Seine Haut ist glatt und fast faltenfrei. Ja, sagt Volker Steinkraus ernsthaft, auch botoxfrei. Er schlafe gut und viel, sei ein Naturfreak und habe heute Morgen schon in aller Frühe Blumen gepflanzt. Kleine Mauerblümchen. Auch Glücksgefühle, positive Gedanken, Energien, machen jünger, sagt er. Daraus schöpfe er Kraft. Für seine Stiftung auch, die Stipendien an junge Ärzte aus der Dritten Welt vergibt. Aus Kambodscha, Indien, Haiti. Sie lernen bei ihm alles über die Haut, und er lerne alles über ihr Leben. Bei abendlichen Gesprächen, beim Essen und Trinken. Begegnungen mit Menschen, sagt er, gehörten für ihn zum Glück. Zufriedenheit, das Angekommensein im Beruf, in der Familie.

Und auch über Eitelkeit reden wir noch ein bisschen. "Eitle Menschen leben länger", sagt Volker Steinkraus. Das belegten Untersuchungen. Auch wenn "eitel" leider einen so negativen Beigeschmack habe. Nur ein besseres Wort falle ihm auch nicht ein. Und so ist es das Einzige, was auf der Strecke bleibt. Bei diesem langen Exkurs über die Haut. Dieses Organ, das selbst die Architektur beflügle, sagt Volker Steinkraus. Die Architektur sei seine andere Leidenschaft.
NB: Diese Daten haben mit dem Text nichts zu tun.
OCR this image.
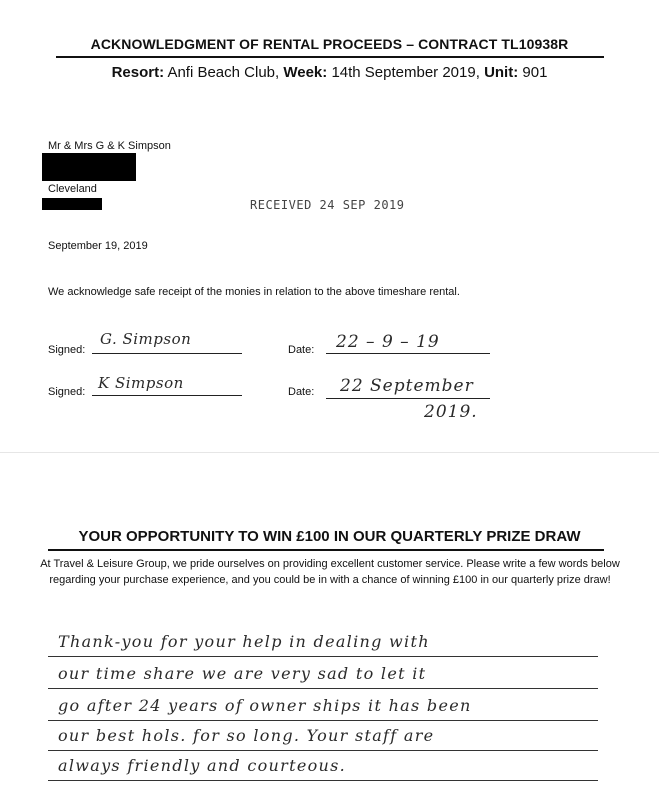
ACKNOWLEDGMENT OF RENTAL PROCEEDS – CONTRACT TL10938R
Resort: Anfi Beach Club, Week: 14th September 2019, Unit: 901
Mr & Mrs G & K Simpson
Cleveland
RECEIVED 24 SEP 2019
September 19, 2019
We acknowledge safe receipt of the monies in relation to the above timeshare rental.
Signed:
G. Simpson
Date: 22 – 9 – 19
Signed: K Simpson	Date: 22 September
2019.
YOUR OPPORTUNITY TO WIN £100 IN OUR QUARTERLY PRIZE DRAW
At Travel & Leisure Group, we pride ourselves on providing excellent customer service. Please write a few words below regarding your purchase experience, and you could be in with a chance of winning £100 in our quarterly prize draw!
Thank-you for your help in dealing with
our time share we are very sad to let it
go after 24 years of owner ships it has been
our best hols. for so long. Your staff are
always friendly and courteous.
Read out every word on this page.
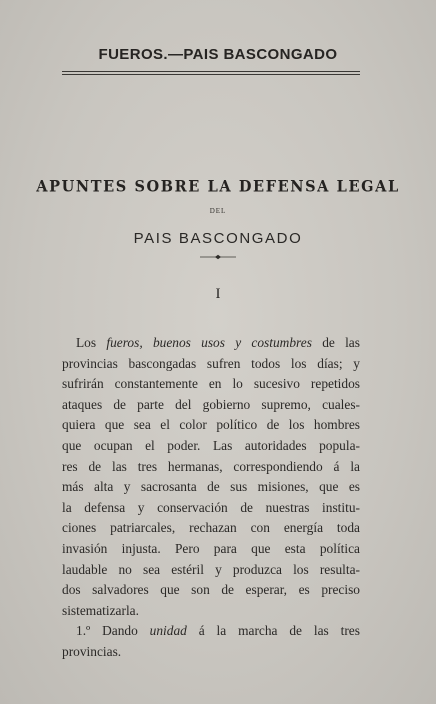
FUEROS.—PAIS BASCONGADO
APUNTES SOBRE LA DEFENSA LEGAL
DEL
PAIS BASCONGADO
I
Los fueros, buenos usos y costumbres de las
provincias bascongadas sufren todos los días; y
sufrirán constantemente en lo sucesivo repetidos
ataques de parte del gobierno supremo, cuales-
quiera que sea el color político de los hombres
que ocupan el poder. Las autoridades popula-
res de las tres hermanas, correspondiendo á la
más alta y sacrosanta de sus misiones, que es
la defensa y conservación de nuestras institu-
ciones patriarcales, rechazan con energía toda
invasión injusta. Pero para que esta política
laudable no sea estéril y produzca los resulta-
dos salvadores que son de esperar, es preciso
sistematizarla.
1.º Dando unidad á la marcha de las tres
provincias.
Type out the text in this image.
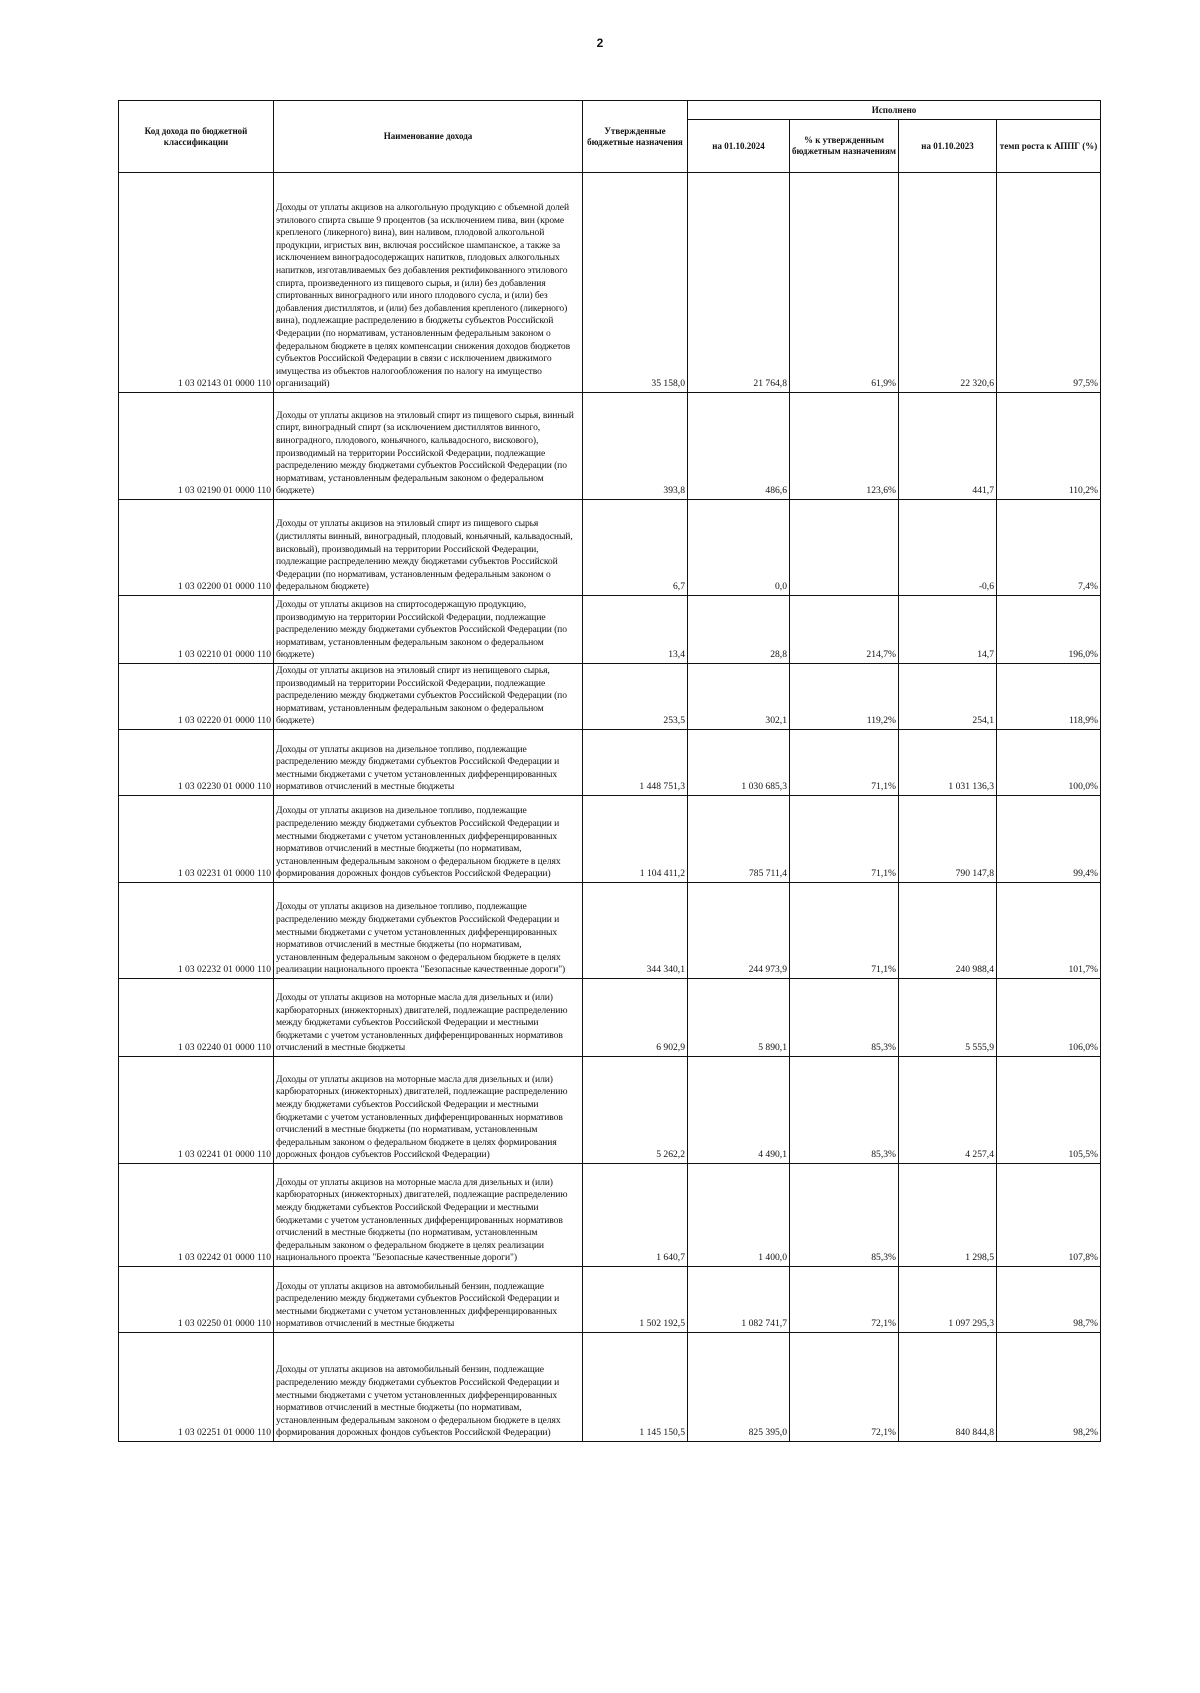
2
Код дохода по бюджетной классификации	Наименование дохода	Утвержденные бюджетные назначения	Исполнено			
			на 01.10.2024	% к утвержденным бюджетным назначениям	на 01.10.2023	темп роста к АППГ (%)
1 03 02143 01 0000 110	Доходы от уплаты акцизов на алкогольную продукцию с объемной долей этилового спирта свыше 9 процентов (за исключением пива, вин (кроме крепленого (ликерного) вина), вин наливом, плодовой алкогольной продукции, игристых вин, включая российское шампанское, а также за исключением виноградосодержащих напитков, плодовых алкогольных напитков, изготавливаемых без добавления ректификованного этилового спирта, произведенного из пищевого сырья, и (или) без добавления спиртованных виноградного или иного плодового сусла, и (или) без добавления дистиллятов, и (или) без добавления крепленого (ликерного) вина), подлежащие распределению в бюджеты субъектов Российской Федерации (по нормативам, установленным федеральным законом о федеральном бюджете в целях компенсации снижения доходов бюджетов субъектов Российской Федерации в связи с исключением движимого имущества из объектов налогообложения по налогу на имущество организаций)	35 158,0	21 764,8	61,9%	22 320,6	97,5%
1 03 02190 01 0000 110	Доходы от уплаты акцизов на этиловый спирт из пищевого сырья, винный спирт, виноградный спирт (за исключением дистиллятов винного, виноградного, плодового, коньячного, кальвадосного, вискового), производимый на территории Российской Федерации, подлежащие распределению между бюджетами субъектов Российской Федерации (по нормативам, установленным федеральным законом о федеральном бюджете)	393,8	486,6	123,6%	441,7	110,2%
1 03 02200 01 0000 110	Доходы от уплаты акцизов на этиловый спирт из пищевого сырья (дистилляты винный, виноградный, плодовый, коньячный, кальвадосный, висковый), производимый на территории Российской Федерации, подлежащие распределению между бюджетами субъектов Российской Федерации (по нормативам, установленным федеральным законом о федеральном бюджете)	6,7	0,0		-0,6	7,4%
1 03 02210 01 0000 110	Доходы от уплаты акцизов на спиртосодержащую продукцию, производимую на территории Российской Федерации, подлежащие распределению между бюджетами субъектов Российской Федерации (по нормативам, установленным федеральным законом о федеральном бюджете)	13,4	28,8	214,7%	14,7	196,0%
1 03 02220 01 0000 110	Доходы от уплаты акцизов на этиловый спирт из непищевого сырья, производимый на территории Российской Федерации, подлежащие распределению между бюджетами субъектов Российской Федерации (по нормативам, установленным федеральным законом о федеральном бюджете)	253,5	302,1	119,2%	254,1	118,9%
1 03 02230 01 0000 110	Доходы от уплаты акцизов на дизельное топливо, подлежащие распределению между бюджетами субъектов Российской Федерации и местными бюджетами с учетом установленных дифференцированных нормативов отчислений в местные бюджеты	1 448 751,3	1 030 685,3	71,1%	1 031 136,3	100,0%
1 03 02231 01 0000 110	Доходы от уплаты акцизов на дизельное топливо, подлежащие распределению между бюджетами субъектов Российской Федерации и местными бюджетами с учетом установленных дифференцированных нормативов отчислений в местные бюджеты (по нормативам, установленным федеральным законом о федеральном бюджете в целях формирования дорожных фондов субъектов Российской Федерации)	1 104 411,2	785 711,4	71,1%	790 147,8	99,4%
1 03 02232 01 0000 110	Доходы от уплаты акцизов на дизельное топливо, подлежащие распределению между бюджетами субъектов Российской Федерации и местными бюджетами с учетом установленных дифференцированных нормативов отчислений в местные бюджеты (по нормативам, установленным федеральным законом о федеральном бюджете в целях реализации национального проекта "Безопасные качественные дороги")	344 340,1	244 973,9	71,1%	240 988,4	101,7%
1 03 02240 01 0000 110	Доходы от уплаты акцизов на моторные масла для дизельных и (или) карбюраторных (инжекторных) двигателей, подлежащие распределению между бюджетами субъектов Российской Федерации и местными бюджетами с учетом установленных дифференцированных нормативов отчислений в местные бюджеты	6 902,9	5 890,1	85,3%	5 555,9	106,0%
1 03 02241 01 0000 110	Доходы от уплаты акцизов на моторные масла для дизельных и (или) карбюраторных (инжекторных) двигателей, подлежащие распределению между бюджетами субъектов Российской Федерации и местными бюджетами с учетом установленных дифференцированных нормативов отчислений в местные бюджеты (по нормативам, установленным федеральным законом о федеральном бюджете в целях формирования дорожных фондов субъектов Российской Федерации)	5 262,2	4 490,1	85,3%	4 257,4	105,5%
1 03 02242 01 0000 110	Доходы от уплаты акцизов на моторные масла для дизельных и (или) карбюраторных (инжекторных) двигателей, подлежащие распределению между бюджетами субъектов Российской Федерации и местными бюджетами с учетом установленных дифференцированных нормативов отчислений в местные бюджеты (по нормативам, установленным федеральным законом о федеральном бюджете в целях реализации национального проекта "Безопасные качественные дороги")	1 640,7	1 400,0	85,3%	1 298,5	107,8%
1 03 02250 01 0000 110	Доходы от уплаты акцизов на автомобильный бензин, подлежащие распределению между бюджетами субъектов Российской Федерации и местными бюджетами с учетом установленных дифференцированных нормативов отчислений в местные бюджеты	1 502 192,5	1 082 741,7	72,1%	1 097 295,3	98,7%
1 03 02251 01 0000 110	Доходы от уплаты акцизов на автомобильный бензин, подлежащие распределению между бюджетами субъектов Российской Федерации и местными бюджетами с учетом установленных дифференцированных нормативов отчислений в местные бюджеты (по нормативам, установленным федеральным законом о федеральном бюджете в целях формирования дорожных фондов субъектов Российской Федерации)	1 145 150,5	825 395,0	72,1%	840 844,8	98,2%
Da gebe es wunderbare Zitate. Wie dieses: Die Architektur sei die dritte Haut des Menschen. Nach der richtigen Haut und der Kleidung. Faszinierend! Haut und Fotografie müsse er auch noch kurz erwähnen. Dieses Zusammenspiel von Dermatologikum, dem Fotografen F.C. Gundlach, den beiden Kunsthochschulen. Die Haut künstlerisch darstellen! Alle drei Jahre! Genial! Faszinierend! Dann greift er zum Handy, sagt: "Schwester Ines, um sieben bin ich drüben." Und weg ist er.